Bryan planned a home worthy of a Richmond merchant prince. Scottish immigrant architect John Gibson designed an exuberant brick and stone essay on wealth and taste, with mansard roofs, pointed exclamatory dormers, elaborate ironwork and a balconied Italianate tower. David S. Hess of New York designed robust woodwork, frescoes, inlaid flooring and stained glass, and ebony mantels with hearths of Mexican onyx.
In his memoirs, Joseph Bryan III recalled his childhood there, growing up among grandparents, parents, unmarried uncles, “and assorted relatives, friends, servants and dogs. The big old house had room for us all, and there was room around it for stables and barns, gardens and orchards, pastures and cornfields, with blackberry bushes for the summer and chinquapin trees for the fall. Only two miles down the road was the city of Richmond, but it held no attraction for me. I was happy and complete at home.”
But this idyllic situation ended in a 1906 fire. The event injured no one but destroyed the house and most of its contents, two exceptions being a Civil War sword and a pistol. Bryan rebuilt, commissioning the New York City firm of Parish & Schroeder, which was known for institutional and academic buildings. Laburnum III resembles more of a public place than a home, with its imposing limestone columned entrance, a total of 50 rooms and 17 baths, and an electric elevator. The elaborate interior features mahogany woodwork, marble mantels, parquet floors and dramatic cornices.
These features are built within a fire-resistant structure of steel and concrete. From the rear terrace, one would have viewed acres of gardens and outbuildings. Laburnum had all this, but, according to Isobel Bryan, a lack of broom closets.
The expensive enormity of the house caused Joseph Bryan to ruefully reflect, “If as president of a corporation I had made such a mistake as to cost and time of construction as I have made in the matter of Laburnum, I would have lost my job, and I ought to have lost it.”
Bryan died shortly after his house’s 1908 completion. His son, publisher John Stewart Bryan, lived there until his 1944 death. Visitors included New York Governor Franklin D. Roosevelt, Lady Nancy Astor, a native Virginian and the first woman to serve as a member of the British Parliament; and British Prime Ministers Lloyd George and Winston Churchill.
David Tennant Bryan donated Laburnum and its 13 acres for the site of Richmond Memorial Hospital, for which he led the funding drive. The open-staffed, nonprofit center was created to address the lack of medical facilities for a growing population. In 1947, the hospital and Laburnum were designated a public memorial to Richmond’s 984 dead of World War II. The gardens of Laburnum became parking lots.

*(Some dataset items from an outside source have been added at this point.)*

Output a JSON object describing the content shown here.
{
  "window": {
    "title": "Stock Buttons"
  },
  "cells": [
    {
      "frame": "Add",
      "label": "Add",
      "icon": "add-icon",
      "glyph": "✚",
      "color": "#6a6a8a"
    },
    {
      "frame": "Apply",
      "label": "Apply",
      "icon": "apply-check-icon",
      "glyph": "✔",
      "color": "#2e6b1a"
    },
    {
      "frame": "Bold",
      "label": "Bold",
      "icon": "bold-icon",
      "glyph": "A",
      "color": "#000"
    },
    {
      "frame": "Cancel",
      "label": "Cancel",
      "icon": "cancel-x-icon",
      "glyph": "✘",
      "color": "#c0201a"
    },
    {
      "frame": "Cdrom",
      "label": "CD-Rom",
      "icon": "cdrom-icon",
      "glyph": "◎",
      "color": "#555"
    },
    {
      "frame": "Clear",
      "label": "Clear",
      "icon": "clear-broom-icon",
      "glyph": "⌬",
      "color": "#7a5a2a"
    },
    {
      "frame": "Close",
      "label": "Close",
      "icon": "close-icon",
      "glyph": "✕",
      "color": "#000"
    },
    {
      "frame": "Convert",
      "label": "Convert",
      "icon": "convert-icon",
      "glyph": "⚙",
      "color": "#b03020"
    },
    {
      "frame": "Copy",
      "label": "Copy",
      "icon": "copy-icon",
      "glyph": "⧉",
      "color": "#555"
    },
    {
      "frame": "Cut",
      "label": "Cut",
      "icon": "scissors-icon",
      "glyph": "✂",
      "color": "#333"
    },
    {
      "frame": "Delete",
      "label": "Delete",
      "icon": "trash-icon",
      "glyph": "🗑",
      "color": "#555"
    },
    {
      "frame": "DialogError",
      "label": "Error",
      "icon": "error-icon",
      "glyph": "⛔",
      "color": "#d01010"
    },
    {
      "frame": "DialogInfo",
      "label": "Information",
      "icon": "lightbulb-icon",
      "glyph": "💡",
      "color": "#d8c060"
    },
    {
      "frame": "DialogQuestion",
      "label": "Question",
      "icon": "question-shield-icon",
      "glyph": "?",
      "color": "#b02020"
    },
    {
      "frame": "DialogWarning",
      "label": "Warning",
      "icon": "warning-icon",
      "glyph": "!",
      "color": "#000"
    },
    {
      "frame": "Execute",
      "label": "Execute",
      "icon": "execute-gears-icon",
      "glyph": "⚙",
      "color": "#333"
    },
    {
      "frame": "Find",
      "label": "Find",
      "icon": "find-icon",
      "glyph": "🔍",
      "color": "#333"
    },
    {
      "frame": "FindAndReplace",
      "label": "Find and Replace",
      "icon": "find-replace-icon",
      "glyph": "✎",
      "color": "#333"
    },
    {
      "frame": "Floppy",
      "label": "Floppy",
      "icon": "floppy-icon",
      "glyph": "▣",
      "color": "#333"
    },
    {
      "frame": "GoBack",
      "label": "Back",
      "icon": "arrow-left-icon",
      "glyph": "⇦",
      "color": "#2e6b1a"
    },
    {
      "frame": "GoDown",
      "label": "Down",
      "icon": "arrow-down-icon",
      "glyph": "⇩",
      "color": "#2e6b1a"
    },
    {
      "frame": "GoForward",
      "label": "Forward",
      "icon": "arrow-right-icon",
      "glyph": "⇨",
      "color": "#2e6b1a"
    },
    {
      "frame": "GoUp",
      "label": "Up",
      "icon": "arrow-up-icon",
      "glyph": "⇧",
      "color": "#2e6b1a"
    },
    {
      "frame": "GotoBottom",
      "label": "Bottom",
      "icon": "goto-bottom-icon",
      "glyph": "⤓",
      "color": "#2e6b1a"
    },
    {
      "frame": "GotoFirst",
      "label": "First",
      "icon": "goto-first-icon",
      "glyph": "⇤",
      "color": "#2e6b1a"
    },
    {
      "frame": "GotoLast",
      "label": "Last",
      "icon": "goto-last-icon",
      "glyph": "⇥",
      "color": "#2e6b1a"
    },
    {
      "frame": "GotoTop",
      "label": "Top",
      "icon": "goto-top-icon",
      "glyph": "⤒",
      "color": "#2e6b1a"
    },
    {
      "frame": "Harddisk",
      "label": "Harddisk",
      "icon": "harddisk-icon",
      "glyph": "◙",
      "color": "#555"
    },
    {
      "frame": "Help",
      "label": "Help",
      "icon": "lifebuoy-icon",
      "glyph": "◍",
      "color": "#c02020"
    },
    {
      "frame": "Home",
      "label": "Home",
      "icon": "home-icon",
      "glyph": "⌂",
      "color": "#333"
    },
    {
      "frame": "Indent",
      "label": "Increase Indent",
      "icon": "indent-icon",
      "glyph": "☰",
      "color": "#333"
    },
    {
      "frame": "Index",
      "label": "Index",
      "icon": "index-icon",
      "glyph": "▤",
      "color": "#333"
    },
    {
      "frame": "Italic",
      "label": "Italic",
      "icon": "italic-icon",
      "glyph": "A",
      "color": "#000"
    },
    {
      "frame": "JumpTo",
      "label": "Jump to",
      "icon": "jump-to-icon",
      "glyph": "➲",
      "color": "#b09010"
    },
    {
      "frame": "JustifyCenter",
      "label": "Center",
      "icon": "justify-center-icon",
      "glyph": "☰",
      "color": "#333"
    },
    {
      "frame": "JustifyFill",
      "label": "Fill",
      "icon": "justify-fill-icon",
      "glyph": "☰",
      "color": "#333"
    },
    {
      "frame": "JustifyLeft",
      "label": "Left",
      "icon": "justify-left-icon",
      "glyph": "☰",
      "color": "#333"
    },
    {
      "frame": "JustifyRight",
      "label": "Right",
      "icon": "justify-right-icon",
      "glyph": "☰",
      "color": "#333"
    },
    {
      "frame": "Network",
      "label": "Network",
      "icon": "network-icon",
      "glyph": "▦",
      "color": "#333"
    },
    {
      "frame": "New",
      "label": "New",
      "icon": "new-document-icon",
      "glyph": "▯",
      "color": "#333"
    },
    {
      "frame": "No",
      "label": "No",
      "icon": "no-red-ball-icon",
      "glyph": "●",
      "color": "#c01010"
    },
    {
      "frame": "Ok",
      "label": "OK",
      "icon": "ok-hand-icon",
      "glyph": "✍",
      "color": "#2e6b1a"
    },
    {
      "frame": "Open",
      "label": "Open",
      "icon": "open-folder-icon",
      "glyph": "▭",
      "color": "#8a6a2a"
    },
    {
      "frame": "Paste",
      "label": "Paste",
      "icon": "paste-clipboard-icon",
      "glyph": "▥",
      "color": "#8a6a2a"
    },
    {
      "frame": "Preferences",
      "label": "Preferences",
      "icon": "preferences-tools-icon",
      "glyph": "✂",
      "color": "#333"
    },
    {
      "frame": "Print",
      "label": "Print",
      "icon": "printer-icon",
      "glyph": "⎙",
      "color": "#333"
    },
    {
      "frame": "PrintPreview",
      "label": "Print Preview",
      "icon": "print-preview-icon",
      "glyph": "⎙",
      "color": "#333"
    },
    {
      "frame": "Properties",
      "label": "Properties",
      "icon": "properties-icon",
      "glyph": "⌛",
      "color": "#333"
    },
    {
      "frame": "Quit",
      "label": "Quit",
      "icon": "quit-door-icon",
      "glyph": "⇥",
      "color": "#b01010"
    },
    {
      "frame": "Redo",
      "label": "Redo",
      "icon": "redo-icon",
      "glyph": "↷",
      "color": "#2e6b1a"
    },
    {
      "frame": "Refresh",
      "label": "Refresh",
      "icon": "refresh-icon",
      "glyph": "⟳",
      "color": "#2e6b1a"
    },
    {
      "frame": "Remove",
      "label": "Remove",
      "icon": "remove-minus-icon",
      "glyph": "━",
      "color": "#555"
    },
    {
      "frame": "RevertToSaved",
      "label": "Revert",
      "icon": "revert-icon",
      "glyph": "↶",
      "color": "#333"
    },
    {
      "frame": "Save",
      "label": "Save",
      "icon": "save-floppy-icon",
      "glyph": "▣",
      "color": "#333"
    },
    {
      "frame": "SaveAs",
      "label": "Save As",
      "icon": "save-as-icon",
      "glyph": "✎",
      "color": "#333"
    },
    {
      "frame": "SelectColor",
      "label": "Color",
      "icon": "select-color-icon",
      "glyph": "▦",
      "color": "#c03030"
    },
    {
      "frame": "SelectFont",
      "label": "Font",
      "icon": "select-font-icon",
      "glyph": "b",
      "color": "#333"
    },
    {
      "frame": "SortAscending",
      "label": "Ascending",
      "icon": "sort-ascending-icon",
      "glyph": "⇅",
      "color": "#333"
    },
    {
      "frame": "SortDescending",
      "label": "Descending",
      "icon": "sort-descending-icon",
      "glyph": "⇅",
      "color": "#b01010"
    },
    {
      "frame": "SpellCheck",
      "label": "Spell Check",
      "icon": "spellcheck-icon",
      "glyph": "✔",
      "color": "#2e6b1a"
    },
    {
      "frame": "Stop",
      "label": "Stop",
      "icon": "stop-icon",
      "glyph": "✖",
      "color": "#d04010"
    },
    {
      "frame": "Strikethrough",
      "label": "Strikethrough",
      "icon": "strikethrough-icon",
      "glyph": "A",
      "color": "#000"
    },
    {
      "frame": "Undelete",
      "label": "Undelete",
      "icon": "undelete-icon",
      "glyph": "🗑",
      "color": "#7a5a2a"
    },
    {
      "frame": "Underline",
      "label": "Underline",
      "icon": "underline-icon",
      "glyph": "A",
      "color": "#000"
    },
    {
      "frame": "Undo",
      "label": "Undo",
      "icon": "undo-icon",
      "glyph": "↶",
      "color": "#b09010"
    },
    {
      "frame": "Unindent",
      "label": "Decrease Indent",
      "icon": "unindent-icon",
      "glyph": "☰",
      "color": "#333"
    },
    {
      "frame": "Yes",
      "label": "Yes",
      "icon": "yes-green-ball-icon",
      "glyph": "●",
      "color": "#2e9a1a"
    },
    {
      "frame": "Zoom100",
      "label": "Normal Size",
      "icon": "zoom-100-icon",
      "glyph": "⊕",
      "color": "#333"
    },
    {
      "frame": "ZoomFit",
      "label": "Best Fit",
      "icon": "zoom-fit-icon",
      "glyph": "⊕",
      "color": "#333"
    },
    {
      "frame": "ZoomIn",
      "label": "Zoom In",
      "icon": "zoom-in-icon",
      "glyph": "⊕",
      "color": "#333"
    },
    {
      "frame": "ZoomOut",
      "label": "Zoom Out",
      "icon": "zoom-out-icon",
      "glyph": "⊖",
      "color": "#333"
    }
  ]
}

The hospital closed in 1998, and Laburnum stood empty. Ginter Place Associates bought the house, the old hospital and its 14.5-acre campus in 2002 for $1.55 million. The partnership sold off pieces of the property over the years, including the hospital building, which was developed as condos by Ginter Park Associates, a separate, unrelated local investment group. Ginter Place Associates retained Laburnum and adjoining properties, and in 2004 the intention was to repurpose Laburnum as a meeting and events venue. But by 2009, the group was not maintaining its mortgage payments. The house and nearby buildings went to Oregon-based StanCorp Mort-gage Investors.
The first floor parlor and other rooms were redressed for scenes in Steven Spielberg’s Lincoln. Today, Laburnum remains empty and awaits new owners to cross its grand threshold.